Yes, we can do in vitro protein expression, fairly easily and routinely. D-proteins are mostly used in structural investigations (I am not sure whether any with therapeutic value have been discovered yet). However, smaller peptides including either some or consisting of D-amino acids are either in use or being developed. DADLE is a synthetic peptide that has been synthesized in the 90s, for example.

 

Edit to add:

In isolation, mirror protein, amino acids, DNA and so on are not particularly more dangerous than any other drug or synthesized compound. The risk of mirror organism is entirely independent of that, and hinges on the ability on creating that in the first place. Just adding some chirality does not add much. Bacteria routinely use many tricks, such as sugars in many shapes and forms to confuse our immune system. In fact, in their O-antigens one can find D- and L-forms of their subunits to confuse our immune system. I.e., this is not fundamentally new chemistry we are talking about here.

[KJW]

On 12/16/2024 at 9:03 PM, Duda Jarek said:

This is entire Chapter 4: Risks to Human Health of https://purl.stanford.edu/cv716pj4036, maybe take a look there.

For example for macrophages looks like nearly nothing would work:

Considering the chemotaxis, adherence, and internalization steps above, it is my understanding that foreign bodies not directly recognised by macrophages can be tagged by opsonins so that they become recognised by macrophages. Thus, it would appear that mirror bacteria can be killed by the immune system even if the process is less efficient.

 

[Duda Jarek]

6 hours ago, CharonY said:

Then how about the many unnatural drugs? Are you worried about those, too? Because that argument applies to to any newly synthesized compound and materials.

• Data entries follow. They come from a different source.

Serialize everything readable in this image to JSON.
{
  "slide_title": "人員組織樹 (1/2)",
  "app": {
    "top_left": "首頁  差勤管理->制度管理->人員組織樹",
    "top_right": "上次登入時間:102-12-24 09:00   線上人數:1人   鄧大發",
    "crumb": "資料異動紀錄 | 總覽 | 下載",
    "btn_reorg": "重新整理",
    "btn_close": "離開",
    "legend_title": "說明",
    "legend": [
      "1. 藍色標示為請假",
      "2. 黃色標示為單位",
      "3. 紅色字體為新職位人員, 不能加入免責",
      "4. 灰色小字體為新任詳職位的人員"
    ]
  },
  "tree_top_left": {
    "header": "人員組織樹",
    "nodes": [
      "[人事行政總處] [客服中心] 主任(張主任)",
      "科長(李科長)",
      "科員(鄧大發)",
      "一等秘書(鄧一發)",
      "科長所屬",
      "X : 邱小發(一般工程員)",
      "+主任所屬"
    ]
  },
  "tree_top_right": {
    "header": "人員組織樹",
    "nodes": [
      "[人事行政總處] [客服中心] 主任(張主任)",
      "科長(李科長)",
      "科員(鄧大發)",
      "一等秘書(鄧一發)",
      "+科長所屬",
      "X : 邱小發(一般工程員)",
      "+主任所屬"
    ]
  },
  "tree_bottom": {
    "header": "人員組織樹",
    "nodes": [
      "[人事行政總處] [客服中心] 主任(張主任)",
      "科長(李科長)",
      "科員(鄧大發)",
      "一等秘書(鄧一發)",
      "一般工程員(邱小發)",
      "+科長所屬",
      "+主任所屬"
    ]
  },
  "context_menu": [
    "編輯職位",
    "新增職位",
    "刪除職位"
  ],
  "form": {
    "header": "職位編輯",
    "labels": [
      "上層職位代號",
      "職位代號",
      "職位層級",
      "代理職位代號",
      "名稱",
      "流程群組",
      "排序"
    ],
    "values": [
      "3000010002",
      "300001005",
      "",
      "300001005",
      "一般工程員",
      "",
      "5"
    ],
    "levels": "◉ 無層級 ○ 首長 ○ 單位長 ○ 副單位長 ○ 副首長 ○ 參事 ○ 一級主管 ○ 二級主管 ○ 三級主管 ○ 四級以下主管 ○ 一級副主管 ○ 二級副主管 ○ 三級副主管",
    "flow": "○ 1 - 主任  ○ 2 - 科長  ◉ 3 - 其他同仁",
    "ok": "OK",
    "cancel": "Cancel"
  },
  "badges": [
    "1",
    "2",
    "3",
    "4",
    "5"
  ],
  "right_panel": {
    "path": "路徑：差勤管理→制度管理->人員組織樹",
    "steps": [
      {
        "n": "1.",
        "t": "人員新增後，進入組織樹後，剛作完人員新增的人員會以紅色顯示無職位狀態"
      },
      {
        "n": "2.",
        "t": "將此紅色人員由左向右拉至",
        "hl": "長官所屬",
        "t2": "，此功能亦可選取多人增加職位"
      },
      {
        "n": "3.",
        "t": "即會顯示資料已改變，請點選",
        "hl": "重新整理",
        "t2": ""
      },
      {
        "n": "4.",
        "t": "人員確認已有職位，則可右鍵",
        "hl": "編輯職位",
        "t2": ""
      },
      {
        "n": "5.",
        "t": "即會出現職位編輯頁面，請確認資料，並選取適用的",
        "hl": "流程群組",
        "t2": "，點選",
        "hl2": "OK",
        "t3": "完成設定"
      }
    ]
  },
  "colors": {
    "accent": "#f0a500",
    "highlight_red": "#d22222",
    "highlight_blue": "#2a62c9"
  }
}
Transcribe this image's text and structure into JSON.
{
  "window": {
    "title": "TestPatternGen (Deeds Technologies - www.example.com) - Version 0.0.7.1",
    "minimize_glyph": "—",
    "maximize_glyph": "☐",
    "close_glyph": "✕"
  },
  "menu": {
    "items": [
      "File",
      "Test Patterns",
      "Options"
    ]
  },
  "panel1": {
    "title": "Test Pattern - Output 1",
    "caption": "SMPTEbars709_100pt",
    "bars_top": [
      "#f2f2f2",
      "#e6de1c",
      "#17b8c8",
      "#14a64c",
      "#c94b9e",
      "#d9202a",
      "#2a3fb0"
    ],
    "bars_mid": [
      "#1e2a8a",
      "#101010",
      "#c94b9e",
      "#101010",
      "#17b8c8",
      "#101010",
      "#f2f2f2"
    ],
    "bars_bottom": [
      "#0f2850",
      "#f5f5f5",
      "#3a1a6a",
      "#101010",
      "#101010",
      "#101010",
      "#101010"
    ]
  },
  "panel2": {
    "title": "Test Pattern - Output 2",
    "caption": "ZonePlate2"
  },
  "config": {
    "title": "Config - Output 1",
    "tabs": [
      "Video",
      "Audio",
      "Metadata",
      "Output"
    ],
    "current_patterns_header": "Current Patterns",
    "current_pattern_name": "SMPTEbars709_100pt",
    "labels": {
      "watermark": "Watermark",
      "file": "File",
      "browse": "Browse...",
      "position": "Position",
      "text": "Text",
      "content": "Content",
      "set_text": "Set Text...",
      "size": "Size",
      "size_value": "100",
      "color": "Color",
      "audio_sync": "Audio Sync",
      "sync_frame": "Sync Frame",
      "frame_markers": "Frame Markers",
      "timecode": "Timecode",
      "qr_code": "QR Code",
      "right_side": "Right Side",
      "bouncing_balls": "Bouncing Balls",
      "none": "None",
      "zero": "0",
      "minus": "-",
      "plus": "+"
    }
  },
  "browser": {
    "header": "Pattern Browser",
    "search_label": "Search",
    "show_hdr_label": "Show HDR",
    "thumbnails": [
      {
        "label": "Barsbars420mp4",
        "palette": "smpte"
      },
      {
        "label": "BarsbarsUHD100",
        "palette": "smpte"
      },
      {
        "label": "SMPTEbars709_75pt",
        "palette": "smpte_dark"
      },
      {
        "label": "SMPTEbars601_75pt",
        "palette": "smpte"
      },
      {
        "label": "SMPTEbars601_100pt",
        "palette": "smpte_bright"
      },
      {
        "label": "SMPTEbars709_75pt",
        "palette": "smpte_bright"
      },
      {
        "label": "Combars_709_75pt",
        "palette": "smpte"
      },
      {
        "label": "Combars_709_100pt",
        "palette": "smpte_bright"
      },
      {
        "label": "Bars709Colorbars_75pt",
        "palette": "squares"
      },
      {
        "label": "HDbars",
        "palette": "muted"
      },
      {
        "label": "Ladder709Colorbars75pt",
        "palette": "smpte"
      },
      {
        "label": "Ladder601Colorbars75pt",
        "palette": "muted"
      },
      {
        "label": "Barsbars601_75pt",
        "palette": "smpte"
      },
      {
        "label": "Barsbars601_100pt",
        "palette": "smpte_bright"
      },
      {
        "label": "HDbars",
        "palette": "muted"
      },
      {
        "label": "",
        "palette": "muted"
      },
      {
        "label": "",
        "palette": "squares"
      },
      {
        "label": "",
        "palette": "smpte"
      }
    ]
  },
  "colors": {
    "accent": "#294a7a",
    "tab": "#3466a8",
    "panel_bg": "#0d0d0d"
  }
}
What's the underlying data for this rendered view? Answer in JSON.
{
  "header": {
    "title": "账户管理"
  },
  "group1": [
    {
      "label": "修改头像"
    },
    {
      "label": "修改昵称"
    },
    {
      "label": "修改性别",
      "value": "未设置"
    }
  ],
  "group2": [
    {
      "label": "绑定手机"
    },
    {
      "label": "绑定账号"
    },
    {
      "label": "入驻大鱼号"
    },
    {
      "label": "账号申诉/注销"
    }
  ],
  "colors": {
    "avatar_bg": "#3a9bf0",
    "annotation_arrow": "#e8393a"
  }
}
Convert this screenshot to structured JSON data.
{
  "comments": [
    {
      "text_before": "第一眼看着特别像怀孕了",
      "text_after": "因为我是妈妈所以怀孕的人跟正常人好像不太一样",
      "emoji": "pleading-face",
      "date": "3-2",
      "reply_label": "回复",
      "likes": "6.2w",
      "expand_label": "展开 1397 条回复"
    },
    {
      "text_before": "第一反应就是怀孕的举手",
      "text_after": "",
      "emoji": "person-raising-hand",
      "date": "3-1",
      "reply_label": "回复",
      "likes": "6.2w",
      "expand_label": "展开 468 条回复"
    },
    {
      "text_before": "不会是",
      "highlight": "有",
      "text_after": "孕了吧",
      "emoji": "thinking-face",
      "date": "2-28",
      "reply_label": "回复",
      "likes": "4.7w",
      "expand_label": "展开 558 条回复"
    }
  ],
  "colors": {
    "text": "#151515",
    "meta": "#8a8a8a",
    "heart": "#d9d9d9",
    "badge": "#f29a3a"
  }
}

I have some experience in chemoinformatics (e.g. https://link.springer.com/article/10.1007/s11030-022-10589-0 predicting probability distributions of ADMET properties like cardiotoxicity) and yes - excluding various toxicities is extremely crucial and difficult part of drug design, from virtual screening to clinical trials.

4 hours ago, KJW said:

Considering the chemotaxis, adherence, and internalization steps above, it is my understanding that foreign bodies not directly recognised by macrophages can be tagged by opsonins so that they become recognised by macrophages. Thus, it would appear that mirror bacteria can be killed by the immune system even if the process is less efficient.

Some mechanisms should still work (e.g. achiral) and Chapter 5: Medical Countermeasures of the report discusses some approaches like achiral antibiotics, producing mirror antibiotics, or releasing mirror bacteriophages ... but many would not - as in immunodeficient persons we should compare with.

Quote

Even if existing antibiotics or novel antimirror compounds could kill mirror bacteria, they would not necessarily be clinically effective. As discussed in Chapter 4, human immunity is anticipated to be impaired versus mirror bacterial challenge, and infection is frequently life-threatening in roughly analogous immunodeficiencies despite available options for antibiotic treatment. For antimirror compounds to be useful therapeutically, infections would need to be diagnosed and treatment begun before irreversible harm had occurred. It is therefore not clear that post-infection antibiotics would be sufficient to cure a mirror bacterial infection, or to mitigate serious health effects even if they could prevent fatality.

From the other side, mirror bacteria would indeed have crippled mechanisms like adhesion, also feeding with natural components - but there are also many achiral sources (Table 1.1: Achiral organic molecules that can be utilized by wild-type or mutant E. coli K-12), and bacteria can adapt to feed on mirror sugars ... the question is if it can get into the bloodstream, e.g. through injuries, if so it could rather easily exponentially grow in population leading to e.g. sepsis for example from released mirror proteins in necrosis.

And getting mirror bacteria, it would evolve, take new ecological niches having practically no natural enemies ... also malicious players could easily modify them to become more dangerous.